# Louisiana



## JaredFacemyer (Jul 29, 2009)

I'm looking to make a road trip to Louisiana this spring and bring the boat and do some fishing. I've never been, just seen pictures and heard the rumors.. Was thinking of staying in Delacroix at the lodge there. Any suggestions of where to stay if not there and if that's a good starting point to fish south lousiana?


----------



## WhiteDog70810 (May 6, 2008)

Run a search for "Louisiana" on the forum. There are several excellent threads that thoroughly cover this topic. If you are in Louisiana marsh, there is good fishing nearby. I fished out of Montegut, Larose and Hackberry and they were all great. I never really figured out Venice, but I never put in the time either. I know nothing about Delacroix, but I've heard good things.

Luck,

Nate


----------



## GSTORY (Nov 22, 2010)

We keep a camper at Breton Sound Marina in Hopedale (around the corner from Delacroix), and have fallen in love with fishing that area. Biloxi Marsh is just out of the canal leaving the ramp heading east. Plenty of fish, and some of the best fishing I've ever experienced. If you need any details, send me a message


----------



## CurtisWright (May 9, 2012)

The spring is impossible in Delacroix after the diversions are opened.
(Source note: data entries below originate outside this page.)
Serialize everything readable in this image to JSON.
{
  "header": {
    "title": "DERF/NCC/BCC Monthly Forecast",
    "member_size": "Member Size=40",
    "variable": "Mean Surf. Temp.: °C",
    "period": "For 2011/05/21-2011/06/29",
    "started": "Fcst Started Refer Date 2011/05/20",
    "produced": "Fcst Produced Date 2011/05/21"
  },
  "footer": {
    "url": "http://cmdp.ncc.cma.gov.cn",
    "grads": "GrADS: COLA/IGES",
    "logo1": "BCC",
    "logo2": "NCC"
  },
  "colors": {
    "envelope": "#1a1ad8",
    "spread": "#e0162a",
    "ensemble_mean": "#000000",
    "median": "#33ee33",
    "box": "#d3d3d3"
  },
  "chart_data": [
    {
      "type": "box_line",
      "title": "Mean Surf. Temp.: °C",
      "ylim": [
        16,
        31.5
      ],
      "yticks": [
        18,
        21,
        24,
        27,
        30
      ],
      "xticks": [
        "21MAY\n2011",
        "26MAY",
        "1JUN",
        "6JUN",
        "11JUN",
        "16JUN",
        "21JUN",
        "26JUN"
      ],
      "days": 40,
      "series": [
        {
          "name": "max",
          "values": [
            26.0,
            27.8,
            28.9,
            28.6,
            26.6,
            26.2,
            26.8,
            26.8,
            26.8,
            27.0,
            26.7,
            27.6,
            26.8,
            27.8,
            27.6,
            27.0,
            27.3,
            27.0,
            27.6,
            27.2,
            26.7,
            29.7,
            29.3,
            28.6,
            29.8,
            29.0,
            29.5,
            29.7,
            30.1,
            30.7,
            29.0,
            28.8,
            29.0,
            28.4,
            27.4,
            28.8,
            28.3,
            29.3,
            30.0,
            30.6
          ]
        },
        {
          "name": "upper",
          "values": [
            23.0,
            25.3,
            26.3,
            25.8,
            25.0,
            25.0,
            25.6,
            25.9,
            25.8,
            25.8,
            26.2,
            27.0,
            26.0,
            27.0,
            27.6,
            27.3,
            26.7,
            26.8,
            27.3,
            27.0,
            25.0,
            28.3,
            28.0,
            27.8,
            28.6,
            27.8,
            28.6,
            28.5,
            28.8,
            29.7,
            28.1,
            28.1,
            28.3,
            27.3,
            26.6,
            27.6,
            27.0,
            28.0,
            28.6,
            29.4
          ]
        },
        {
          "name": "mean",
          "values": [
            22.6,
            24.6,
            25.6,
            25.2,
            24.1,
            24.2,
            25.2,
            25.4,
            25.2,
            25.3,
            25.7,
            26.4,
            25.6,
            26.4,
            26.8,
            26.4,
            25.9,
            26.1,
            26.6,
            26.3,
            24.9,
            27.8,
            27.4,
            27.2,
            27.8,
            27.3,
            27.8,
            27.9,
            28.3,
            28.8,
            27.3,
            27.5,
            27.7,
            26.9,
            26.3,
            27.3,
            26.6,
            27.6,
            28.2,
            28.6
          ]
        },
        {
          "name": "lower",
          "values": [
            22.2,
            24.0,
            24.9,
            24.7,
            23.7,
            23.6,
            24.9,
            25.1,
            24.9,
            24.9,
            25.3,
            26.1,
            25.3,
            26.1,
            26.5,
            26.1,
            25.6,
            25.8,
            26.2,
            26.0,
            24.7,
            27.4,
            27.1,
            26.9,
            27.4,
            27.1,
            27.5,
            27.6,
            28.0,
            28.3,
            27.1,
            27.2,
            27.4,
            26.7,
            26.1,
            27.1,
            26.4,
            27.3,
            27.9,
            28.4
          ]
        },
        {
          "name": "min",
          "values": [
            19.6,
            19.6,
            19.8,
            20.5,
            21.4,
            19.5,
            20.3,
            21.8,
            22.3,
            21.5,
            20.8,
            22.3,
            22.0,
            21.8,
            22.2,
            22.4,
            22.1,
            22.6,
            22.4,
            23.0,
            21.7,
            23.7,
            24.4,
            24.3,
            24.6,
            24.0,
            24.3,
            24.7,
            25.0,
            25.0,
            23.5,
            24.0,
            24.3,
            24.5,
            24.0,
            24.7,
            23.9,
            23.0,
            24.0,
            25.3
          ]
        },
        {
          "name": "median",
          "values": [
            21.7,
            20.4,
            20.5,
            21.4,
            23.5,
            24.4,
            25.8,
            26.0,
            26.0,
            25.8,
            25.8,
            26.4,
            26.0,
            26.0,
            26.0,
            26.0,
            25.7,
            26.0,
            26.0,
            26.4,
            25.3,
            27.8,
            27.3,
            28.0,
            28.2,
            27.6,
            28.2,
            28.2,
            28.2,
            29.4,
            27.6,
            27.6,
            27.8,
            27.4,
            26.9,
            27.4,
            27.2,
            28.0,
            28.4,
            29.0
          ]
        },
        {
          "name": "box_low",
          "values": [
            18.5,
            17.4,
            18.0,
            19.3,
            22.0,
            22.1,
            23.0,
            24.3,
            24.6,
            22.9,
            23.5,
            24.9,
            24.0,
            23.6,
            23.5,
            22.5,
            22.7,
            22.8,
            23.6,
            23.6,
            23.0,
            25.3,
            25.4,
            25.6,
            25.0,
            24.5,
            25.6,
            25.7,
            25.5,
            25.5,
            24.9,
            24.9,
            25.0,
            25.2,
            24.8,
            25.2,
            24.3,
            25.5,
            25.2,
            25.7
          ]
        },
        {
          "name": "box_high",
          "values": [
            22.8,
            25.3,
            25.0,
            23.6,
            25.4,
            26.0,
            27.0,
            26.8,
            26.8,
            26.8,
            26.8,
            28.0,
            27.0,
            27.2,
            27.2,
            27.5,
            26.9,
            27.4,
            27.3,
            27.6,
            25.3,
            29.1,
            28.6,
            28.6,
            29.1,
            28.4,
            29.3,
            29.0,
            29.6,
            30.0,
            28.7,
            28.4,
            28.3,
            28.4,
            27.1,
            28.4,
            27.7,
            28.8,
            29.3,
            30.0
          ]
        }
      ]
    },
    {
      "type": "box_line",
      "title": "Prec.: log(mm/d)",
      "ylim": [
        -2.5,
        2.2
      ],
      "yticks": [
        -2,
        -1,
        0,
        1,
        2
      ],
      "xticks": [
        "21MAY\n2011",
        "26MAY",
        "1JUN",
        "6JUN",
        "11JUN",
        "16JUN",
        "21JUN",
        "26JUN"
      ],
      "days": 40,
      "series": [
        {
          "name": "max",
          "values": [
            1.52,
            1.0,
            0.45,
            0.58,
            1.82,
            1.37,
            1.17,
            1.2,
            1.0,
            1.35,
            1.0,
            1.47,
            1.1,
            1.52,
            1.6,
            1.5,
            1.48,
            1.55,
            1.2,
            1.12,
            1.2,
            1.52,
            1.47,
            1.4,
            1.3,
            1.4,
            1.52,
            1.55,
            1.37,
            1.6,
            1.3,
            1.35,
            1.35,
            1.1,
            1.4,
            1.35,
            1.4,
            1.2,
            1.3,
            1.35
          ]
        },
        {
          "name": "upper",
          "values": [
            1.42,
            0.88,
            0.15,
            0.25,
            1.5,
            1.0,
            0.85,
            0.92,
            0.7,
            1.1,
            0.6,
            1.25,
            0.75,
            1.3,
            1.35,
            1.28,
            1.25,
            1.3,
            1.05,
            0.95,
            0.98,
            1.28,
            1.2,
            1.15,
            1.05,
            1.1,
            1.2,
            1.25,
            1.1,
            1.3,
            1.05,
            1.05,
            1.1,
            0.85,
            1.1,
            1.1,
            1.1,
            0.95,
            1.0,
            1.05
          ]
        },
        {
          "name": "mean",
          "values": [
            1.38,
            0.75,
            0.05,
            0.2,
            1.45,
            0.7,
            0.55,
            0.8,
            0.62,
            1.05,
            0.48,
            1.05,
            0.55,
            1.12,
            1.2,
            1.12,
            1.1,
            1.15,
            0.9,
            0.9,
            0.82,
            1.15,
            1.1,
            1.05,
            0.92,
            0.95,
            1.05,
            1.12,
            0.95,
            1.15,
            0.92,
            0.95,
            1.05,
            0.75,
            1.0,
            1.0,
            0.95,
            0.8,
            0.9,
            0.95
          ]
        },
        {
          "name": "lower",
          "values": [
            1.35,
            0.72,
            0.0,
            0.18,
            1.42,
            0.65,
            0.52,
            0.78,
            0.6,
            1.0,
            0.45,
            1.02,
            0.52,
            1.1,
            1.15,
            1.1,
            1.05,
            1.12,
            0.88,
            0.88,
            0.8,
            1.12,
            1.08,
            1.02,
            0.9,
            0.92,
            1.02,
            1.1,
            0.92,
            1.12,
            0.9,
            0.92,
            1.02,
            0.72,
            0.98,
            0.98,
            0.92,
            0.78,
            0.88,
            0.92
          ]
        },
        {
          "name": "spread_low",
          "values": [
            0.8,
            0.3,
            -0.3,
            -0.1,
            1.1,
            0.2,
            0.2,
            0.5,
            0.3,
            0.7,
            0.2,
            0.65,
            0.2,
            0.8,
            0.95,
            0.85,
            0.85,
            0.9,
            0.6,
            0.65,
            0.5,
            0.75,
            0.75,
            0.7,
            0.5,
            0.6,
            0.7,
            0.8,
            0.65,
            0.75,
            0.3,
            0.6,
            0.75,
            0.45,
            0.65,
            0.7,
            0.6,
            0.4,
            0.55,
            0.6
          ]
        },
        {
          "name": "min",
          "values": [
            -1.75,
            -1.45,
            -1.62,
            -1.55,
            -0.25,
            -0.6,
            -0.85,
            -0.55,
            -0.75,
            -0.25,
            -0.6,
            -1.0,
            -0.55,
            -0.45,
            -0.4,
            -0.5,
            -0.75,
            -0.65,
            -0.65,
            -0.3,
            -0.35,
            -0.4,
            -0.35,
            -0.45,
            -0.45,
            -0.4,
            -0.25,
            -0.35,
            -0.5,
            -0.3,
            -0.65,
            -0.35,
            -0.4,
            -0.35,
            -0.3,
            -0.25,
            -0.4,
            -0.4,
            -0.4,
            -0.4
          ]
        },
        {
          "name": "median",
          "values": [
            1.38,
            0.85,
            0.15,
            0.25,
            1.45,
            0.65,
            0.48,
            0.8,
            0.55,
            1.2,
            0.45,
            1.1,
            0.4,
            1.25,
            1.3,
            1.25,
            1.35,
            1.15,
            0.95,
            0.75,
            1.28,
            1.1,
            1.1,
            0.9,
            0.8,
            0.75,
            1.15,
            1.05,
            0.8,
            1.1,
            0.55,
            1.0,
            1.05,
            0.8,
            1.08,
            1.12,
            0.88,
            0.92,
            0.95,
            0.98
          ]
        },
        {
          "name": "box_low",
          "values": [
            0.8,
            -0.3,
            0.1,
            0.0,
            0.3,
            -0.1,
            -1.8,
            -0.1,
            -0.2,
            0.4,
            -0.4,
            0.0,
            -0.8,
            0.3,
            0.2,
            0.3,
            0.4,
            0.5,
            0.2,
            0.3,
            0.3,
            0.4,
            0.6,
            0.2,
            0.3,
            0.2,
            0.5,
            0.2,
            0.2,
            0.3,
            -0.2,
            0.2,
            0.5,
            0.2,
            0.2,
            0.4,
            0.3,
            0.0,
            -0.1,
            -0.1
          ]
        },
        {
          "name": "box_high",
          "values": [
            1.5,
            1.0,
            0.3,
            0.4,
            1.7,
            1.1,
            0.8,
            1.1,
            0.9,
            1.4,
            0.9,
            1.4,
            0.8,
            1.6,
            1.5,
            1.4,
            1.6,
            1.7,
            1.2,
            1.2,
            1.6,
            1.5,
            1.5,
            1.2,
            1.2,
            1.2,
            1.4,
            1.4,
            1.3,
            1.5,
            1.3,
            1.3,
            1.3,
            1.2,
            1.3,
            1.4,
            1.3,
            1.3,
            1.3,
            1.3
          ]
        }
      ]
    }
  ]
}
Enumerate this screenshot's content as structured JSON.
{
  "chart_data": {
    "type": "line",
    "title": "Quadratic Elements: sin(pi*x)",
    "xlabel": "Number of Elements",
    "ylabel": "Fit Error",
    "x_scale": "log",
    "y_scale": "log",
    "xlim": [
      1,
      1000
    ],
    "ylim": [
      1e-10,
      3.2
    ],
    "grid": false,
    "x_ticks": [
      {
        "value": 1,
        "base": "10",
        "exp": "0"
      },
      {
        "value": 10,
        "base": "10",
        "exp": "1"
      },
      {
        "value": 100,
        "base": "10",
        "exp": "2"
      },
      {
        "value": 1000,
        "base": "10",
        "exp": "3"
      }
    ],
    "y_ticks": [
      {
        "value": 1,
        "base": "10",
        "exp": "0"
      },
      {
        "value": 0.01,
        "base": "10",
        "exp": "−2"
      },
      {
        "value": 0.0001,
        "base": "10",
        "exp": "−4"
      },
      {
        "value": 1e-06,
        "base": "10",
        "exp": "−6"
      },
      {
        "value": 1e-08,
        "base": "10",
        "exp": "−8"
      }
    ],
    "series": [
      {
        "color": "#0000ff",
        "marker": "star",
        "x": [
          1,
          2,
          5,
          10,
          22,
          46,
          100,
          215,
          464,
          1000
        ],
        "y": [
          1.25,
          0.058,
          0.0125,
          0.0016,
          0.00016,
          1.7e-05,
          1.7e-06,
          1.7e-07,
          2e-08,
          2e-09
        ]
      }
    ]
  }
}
Too much fresh muddy water. I fished February once when the Canervion was at 3000cfs and will never make that mistake again. I have never been there in March and April because the diversions are still running. In late May, June and July all the busted marsh in the north end of Delacroix and Reggio has clear water and plenty of fish. Hopefully you are there before the tournament guys are there with their 24' tunnel boats buzzing around and terrorizing the fish.


----------